One of my best friends from Oakland called me on Tuesday to tell me was given 6-12 months to live, and that's IF he undergoes Chemo. He's only 46 years old, Him and his wife and 13 year old daughter are dear friends of ours. TBW and I were both in their wedding and lived next door to them for 6 years in Oakland.
Every few months we do facetime shots with them and everytime I'm in the Bay area I stay at their house. On NYE we called them to do a shot and he said he couldn't because he had bad heartburn but next time. Then in Feb. same thing, but he said he was losing weight so that was a good thing. In March we called for his birthday and same thing except he sounded scared and said he was having trouble swallowing and was going to the doctor to get it checked out.
Had an Endoscopy and they found a tumor in his esophagus at the opening to his stomach, they weren't sure if it was cancerous until they did some test and did a CT Scan. He called to tell me that it was cancer and it had spread to his lymph nodes.
Met with the Oncologist Tuesday and they gave him the bad news that it was inoperable and very agressive. He would have to begin chemo immediately to give him any hope of surviving the next 6-12 months.
This is a guy that has never smoked a cigarette, drinks but not an alcoholic by any means, doesn't have cancer in the family. Doctor told him it's just one of those things that happens where he had very bad luck. Told him it probably started less than a year ago and just moved very quickly.
He was on the fence about getting Chemo when we spoke. Said he feels fine (other than only being able to eat soup broth) and doesn't want to spend his last days laying sick in a bed going through Chemo. Thinks maybe he'll just ride it out while he can still look and act like a normal person as long as he can.

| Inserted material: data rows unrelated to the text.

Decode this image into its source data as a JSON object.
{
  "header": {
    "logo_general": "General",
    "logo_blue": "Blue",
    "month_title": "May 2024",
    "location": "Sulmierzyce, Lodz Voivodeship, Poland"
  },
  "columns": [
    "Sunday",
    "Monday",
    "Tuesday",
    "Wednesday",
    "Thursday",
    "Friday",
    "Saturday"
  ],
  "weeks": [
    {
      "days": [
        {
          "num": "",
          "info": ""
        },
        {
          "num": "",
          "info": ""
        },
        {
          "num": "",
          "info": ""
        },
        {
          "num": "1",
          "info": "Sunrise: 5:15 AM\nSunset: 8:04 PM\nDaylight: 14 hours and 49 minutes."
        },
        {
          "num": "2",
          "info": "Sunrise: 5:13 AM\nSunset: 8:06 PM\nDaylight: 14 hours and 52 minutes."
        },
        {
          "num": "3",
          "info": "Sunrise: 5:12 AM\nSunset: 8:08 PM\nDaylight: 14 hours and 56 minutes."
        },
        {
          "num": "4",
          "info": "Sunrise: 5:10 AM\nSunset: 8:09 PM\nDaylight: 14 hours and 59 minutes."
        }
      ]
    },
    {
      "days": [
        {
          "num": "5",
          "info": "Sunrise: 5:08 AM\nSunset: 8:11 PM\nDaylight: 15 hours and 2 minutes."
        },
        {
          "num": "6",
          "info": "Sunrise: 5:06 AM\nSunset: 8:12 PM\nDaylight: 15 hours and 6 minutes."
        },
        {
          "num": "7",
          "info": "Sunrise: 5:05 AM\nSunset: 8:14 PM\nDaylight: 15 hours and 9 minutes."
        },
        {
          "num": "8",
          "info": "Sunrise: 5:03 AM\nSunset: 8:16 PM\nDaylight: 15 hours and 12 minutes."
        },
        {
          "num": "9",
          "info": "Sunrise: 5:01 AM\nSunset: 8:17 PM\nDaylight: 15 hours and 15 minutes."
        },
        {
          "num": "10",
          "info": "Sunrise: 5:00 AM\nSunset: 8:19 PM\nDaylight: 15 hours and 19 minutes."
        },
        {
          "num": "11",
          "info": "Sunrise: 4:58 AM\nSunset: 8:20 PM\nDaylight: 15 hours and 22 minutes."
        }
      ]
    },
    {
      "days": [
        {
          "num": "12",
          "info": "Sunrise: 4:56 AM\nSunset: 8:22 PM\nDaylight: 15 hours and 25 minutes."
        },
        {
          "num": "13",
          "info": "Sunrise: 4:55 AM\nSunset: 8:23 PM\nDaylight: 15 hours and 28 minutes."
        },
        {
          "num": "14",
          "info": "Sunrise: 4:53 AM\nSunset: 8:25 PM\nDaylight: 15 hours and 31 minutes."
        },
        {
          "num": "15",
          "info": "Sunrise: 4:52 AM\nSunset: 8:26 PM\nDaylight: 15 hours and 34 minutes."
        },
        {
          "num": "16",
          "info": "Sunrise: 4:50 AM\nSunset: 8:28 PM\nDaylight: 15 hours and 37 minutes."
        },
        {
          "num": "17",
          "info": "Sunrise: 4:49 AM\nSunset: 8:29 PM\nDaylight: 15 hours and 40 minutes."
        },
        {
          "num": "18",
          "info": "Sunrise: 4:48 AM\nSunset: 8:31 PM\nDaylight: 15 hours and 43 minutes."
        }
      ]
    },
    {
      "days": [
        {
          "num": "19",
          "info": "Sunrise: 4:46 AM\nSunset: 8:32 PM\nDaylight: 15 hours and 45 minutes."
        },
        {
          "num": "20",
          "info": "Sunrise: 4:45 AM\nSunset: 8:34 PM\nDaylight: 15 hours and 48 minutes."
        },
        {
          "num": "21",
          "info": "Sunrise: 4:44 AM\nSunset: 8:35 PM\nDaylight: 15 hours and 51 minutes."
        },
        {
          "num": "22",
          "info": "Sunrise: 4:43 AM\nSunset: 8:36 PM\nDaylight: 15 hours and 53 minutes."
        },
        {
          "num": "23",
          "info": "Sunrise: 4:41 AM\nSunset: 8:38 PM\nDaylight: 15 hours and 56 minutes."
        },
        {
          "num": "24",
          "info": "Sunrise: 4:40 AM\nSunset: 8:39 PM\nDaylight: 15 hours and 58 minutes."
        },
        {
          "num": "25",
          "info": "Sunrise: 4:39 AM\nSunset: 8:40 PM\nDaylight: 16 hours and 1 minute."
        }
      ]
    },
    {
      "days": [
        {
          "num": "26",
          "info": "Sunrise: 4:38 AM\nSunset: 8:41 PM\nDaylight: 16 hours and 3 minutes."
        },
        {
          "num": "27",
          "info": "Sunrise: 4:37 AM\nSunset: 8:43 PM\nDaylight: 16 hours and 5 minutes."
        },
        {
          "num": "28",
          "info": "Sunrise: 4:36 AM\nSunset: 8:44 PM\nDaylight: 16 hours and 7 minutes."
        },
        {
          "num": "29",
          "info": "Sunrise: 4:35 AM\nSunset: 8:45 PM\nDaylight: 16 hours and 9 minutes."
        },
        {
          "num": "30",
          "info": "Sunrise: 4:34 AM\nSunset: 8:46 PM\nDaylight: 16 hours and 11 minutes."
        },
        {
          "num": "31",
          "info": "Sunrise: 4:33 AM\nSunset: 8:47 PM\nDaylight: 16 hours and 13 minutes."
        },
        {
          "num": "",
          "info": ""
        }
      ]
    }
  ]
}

His wife and I talked him into the chemo with the hopes that some miracle may happen or some new cure comes along while he's in Chemo.
TBW are flying out there for a weekend to be with them and hang out before he gets too sick. I feel terrible talking to him because I really don't know what to say. He doesn't want sympathy, says at work everyone mopes around him and gives him the sad face. He just wants me to be normal, but it's tough to do.
I've lost 3 good friends the past 4 years including one to this exact same cancer. I did the Eulogy for 2 of them and I just really feel uncomfortable about how this happening to all these friends in their 40's.
I told him that I'm here for him day or night, if he wants to call and scream at someone or call and cry to someone I'm here for him. But I'm just curious if anyone else has went through this on either side and what they appreciated or hated people saying.
It's really trivialized every other aspect of my life, I don't sweat anything any more it seems. While I'm having trouble sleeping because I drank too much coffee my friend is having trouble sleeping because he won't see his daughter opening Christmas presents.
Any advice appreciated. and #FVCKCANCER
SF sorry to hear about your friend. I was wondering how I missed this thread until I realized that Friday I was in Fayetteville getting another scan.
In mid to late 2016 I started experiencing the exact same symptoms you described your friend having. My doctor told me it’s probably nothing but sent me to a surgeon who said the same thing but scheduled me a endoscopy.
My procedure was January 24th 2017. When I awoke in recovery the surgeon and my wife were standing over me with tears coming down my wife’s face. The surgeon said he was almost positive that I had esophageal cancer (EC). I did and it’s stage 3.
You are a great friend in reaching out for advise. I’m kinda in a unique situation in that not only do I have cancer but by best and oldest friend since childhood was diagnosed a week after me with stage 4 prostate cancer. We talk every Monday over the phone.
You and his wife did the right thing in talking him into chemo treatments. Not only will this extend his life but might qualify him for some other treatments just being administered to EC patients.
My advise like others have said here is to tell him you love him, have a good cry and tell him “Never Give Up!” Doctors have been wrong and miracles do happened.
I would like to recommend a website to you and his wife (caretaker). smartpatients.com is by far the best website to go on to hear from real life EC patients and their caregivers. Not to fill you with false hope but there are many stage 4 patients that have long out lived a bad prognosis.
About esophageal cancer. This disease is considered rare though cases seem to be on the uptick. Known as one of the silent killer cancers because symptoms often don’t appear until the cancer has spread and prognosis isn’t good.
The one symptom that could save your life is heartburn. If you get or have bad heartburn ask your doctor for an endoscopy. He may look at you funny and say just take this pill and it will go away but the next symptoms could be difficulty swallowing and unexplained loss of weight which are common in almost all EC diagnoses.
SF everyone should be as lucky having a friend like you.